O velho Geraldo

por Galismarte

26.11.2019

Seu Geraldo tinha pouco serviço a fazer. Ficava circulando pela repartição. Batia papo com todos sobre tudo. Bajulava as secretarias com galanteios e era o único que almoçava em casa.

Aos sábados sentia falta da turma de jovens e ficava marcando programas culinários: churrascarias de rodízio eram as suas preferidas.

Quando as eleições se aproximavam, tudo parava a espera dos novos chefes que sempre diziam que tudo estava errado e que mudanças viriam.

No meio de uma plêiade de rapazes, o velho Geraldo fingindo despreocupação já alardeava: “venha quem vier é meu amigo”.
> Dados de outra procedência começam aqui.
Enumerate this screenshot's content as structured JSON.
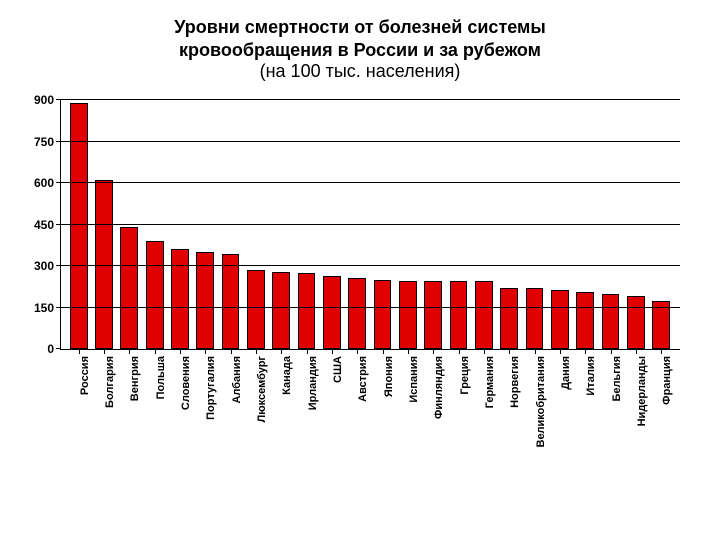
{
  "title": {
    "line1": "Уровни смертности от болезней системы",
    "line2": "кровообращения в России и за рубежом",
    "sub": "(на 100 тыс. населения)",
    "fontsize_main": 18,
    "fontsize_sub": 18,
    "color": "#000000"
  },
  "chart": {
    "type": "bar",
    "background_color": "#ffffff",
    "grid_color": "#000000",
    "axis_color": "#000000",
    "bar_color": "#e00000",
    "bar_border_color": "#000000",
    "bar_width": 0.7,
    "ylim": [
      0,
      900
    ],
    "ytick_step": 150,
    "yticks": [
      0,
      150,
      300,
      450,
      600,
      750,
      900
    ],
    "label_fontsize": 12,
    "xlabel_fontsize": 11,
    "xlabel_fontweight": "bold",
    "ylabel_fontweight": "bold",
    "categories": [
      "Россия",
      "Болгария",
      "Венгрия",
      "Польша",
      "Словения",
      "Португалия",
      "Албания",
      "Люксембург",
      "Канада",
      "Ирландия",
      "США",
      "Австрия",
      "Япония",
      "Испания",
      "Финляндия",
      "Греция",
      "Германия",
      "Норвегия",
      "Великобритания",
      "Дания",
      "Италия",
      "Бельгия",
      "Нидерланды",
      "Франция"
    ],
    "values": [
      890,
      610,
      440,
      390,
      360,
      350,
      345,
      285,
      280,
      275,
      265,
      255,
      250,
      245,
      245,
      245,
      245,
      220,
      220,
      215,
      205,
      200,
      190,
      175
    ]
  }
}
O ócio pode ser bom ou mau, mas na repartição com a testosterona em ebulição a turma aprontava pra cima do velho.

Começavam com gozações sobre a virilidade do Geraldinho, depois atacavam com, digamos, brincadeiras um pouco mais pesadas.

Compravam coleções de livros em nome do velho e quando vinham entregar no escritório, o velho sempre ficava na dúvida se tinha mesmo comprado e esquecido.

Descobriram os números, que eram sempre os mesmos, que ele arriscava na loteria e fingiam ouvir no rádio o resultado que, antes de matar Geraldinho do coração, a turma não aguentava e caia na risada.

Um dia alguém apareceu com um rádio comunicador portátil e disfarçadamente colocaram o aparelho dentro da mapoteca que ficava bem ao lado da mesa do velho.

Um deles foi ao banheiro e de lá, com uma voz gutural, começava a chamar: Seu Geraldooo, Seu Geraldooo... Vindo da gaveta o som parecia estar vindo mesmo de outra dimensão.

O velho se assustou e começou a perguntar prá todo mundo se estavam ouvindo alguém chamar o nome dele. Os caras, lógico, negavam e ficavam dizendo que talvez fosse um chamado do além e que a hora dele estava chegando.

Novos chefes enfim chegaram e tudo ocorreu como previsto. O tempo passou, o velho se aposentou e boa parte da turma se dispersou.

Um dia, claro, o velho Geraldo morreu. Alguns da turma, justamente os mais “malvados” ou que mais exageravam nas “brincadeiras”, não se sabe como, ficaram sabendo e foram ao velório.

Consolaram a viúva e um deles até deu um abraço um pouco mais demorado na filha do velho e depois ficaram ali num canto, segurando as risadas, lembrando daqueles tempos de malvadeza.

Pararam no bar da esquina e, em silêncio, fizeram um brinde em homenagem ao defunto. Alguém jurou que viu lágrimas furtivas escorrendo pelos rostos barbados, mas todo mundo negou e foram embora cabisbaixos, com um sentimento inexplicável de vazio.